Flumazenil is an effective benzodiazepine receptor antagonist, but generally is contraindicated in the overdose setting due to the risk of precipitating withdrawal seizures. Benzodiazepine-dependent patients have decreased seizure threshold due to down regulation of GABA receptors and decreased GABA activity. The addition of a competitive benzodiazepine antagonist may potentiate withdrawal and seizures. Flumazenil also can increase seizure risk by reversing protection of benzodiazepines in the setting of other co-ingestants that can result in seizures, like cyclic antidepressants. In the setting of conscious sedation or with a pediatric patient, with a pure benzodiazepine overdose in the benzodiazepine naïve patient, no real seizure risk exists to complicate the administration of flumazenil.

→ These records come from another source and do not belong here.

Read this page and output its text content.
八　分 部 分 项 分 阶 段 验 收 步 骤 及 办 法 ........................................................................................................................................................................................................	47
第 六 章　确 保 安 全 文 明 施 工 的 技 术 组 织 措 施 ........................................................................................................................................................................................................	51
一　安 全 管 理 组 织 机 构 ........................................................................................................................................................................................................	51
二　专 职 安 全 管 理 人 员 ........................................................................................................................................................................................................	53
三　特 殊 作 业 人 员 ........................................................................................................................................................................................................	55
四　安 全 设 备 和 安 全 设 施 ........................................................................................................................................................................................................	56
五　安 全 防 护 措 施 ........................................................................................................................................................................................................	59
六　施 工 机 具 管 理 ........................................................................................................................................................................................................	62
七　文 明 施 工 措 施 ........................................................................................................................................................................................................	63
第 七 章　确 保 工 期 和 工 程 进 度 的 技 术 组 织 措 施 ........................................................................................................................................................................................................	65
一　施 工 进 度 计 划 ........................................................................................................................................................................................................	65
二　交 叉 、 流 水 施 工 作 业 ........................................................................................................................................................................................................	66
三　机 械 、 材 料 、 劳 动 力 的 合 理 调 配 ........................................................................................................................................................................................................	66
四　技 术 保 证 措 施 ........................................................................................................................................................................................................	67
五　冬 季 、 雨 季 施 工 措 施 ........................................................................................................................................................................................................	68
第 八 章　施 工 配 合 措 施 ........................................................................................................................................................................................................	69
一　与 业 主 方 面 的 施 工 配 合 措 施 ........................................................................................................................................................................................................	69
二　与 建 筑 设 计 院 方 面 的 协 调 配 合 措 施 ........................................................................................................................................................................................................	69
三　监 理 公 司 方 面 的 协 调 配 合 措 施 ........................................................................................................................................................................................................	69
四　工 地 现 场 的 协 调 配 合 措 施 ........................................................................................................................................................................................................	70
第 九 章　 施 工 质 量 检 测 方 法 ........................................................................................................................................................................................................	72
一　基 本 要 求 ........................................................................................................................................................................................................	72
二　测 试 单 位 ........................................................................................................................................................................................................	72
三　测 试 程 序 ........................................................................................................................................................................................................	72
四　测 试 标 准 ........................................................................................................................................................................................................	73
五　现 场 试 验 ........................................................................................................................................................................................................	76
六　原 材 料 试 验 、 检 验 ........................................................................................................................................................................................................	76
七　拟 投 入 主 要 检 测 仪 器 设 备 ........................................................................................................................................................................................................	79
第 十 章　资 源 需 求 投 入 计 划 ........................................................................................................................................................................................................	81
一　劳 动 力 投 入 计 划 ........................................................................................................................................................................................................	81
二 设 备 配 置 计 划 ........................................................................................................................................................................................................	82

The most common dose of flumazenil is 0.1-0.3 mg IV over 30 seconds. Its onset of action is 1-2 minutes. The pediatric dose is 10-20 mcg/kg IV or rectally. Flumazenil has a short half-life, and repeated dose up to 2-5 mg, or even a continuous infusion, may be required. If therapy fails even after repeated high doses, the depressive effects most likely stem from other sedative-hypnotic agents. Utilize small doses, such as 0.05 mg, of flumazenil for a benzodiazepine-dependant patient if the option of mechanical ventilation is not feasible. In these rare cases where intubation would be particularly difficult, slowly titrate flumazenil to avoid precipitating a life-threatening withdrawal.99

Seizures. Toxin-induced seizures tend to be short and self-limited. Benzodiazepines, most commonly lorazepam, are the treatment of choice. The mechanism of action of the various benzodiazepines is similar but the pharmacokinetics properties differ.100 One comparative study showed that diazepam distributed into the brain within 10 seconds and maintained EEG seizure control for 20-30 minutes, whereas lorazepam distributed into the brain within three minutes and maintained EEG seizure control for up to three hours.100,101 If after aggressive benzodiazepine administration the patient continues with seizures, barbiturates should be started as second-line agents. Phenytoin is not useful in toxin-induced seizures and even has been shown in animal models to be detrimental in the treatment of theophylline-induced seizures.100

Isoniazid toxicity ensues after depletion of pyridoxine (vitamin B6), a substrate needed for the conversion of glutamic acid to GABA by pyridoxal 5-phosphatase. The resultant decrease in GABA leads to seizures. Status epilepticus develops rapidly. Pyridoxine, in combination with a benzodiazepine, is the mainstay of treatment. The dose of pyridoxine is 5 g intravenously empirically or 70 mg/kg in children. Give 1 g of pyridoxine for each 1 g of isoniazid ingested, if ingestion amount is known.102 Pyridoxine also is the antidote for the hydrazines, such as monomethylhydrazine from mushrooms of the Gyromitra species.19

Conclusion

Many drugs and toxins affect the CNS. The main manifestations of drug toxicity in the CNS include altered mental status, encephalopathy, seizures, movement disorders, CNS infections, and stroke. Basic supportive management is the cornerstone for most of these conditions, aided by knowledge of antidotes, decontamination, and enhanced elimination techniques. Although the differential for all of these problems is extensive, a good history coupled with physical examination findings and selective use of the laboratory and radiology services will help reach the correct diagnosis.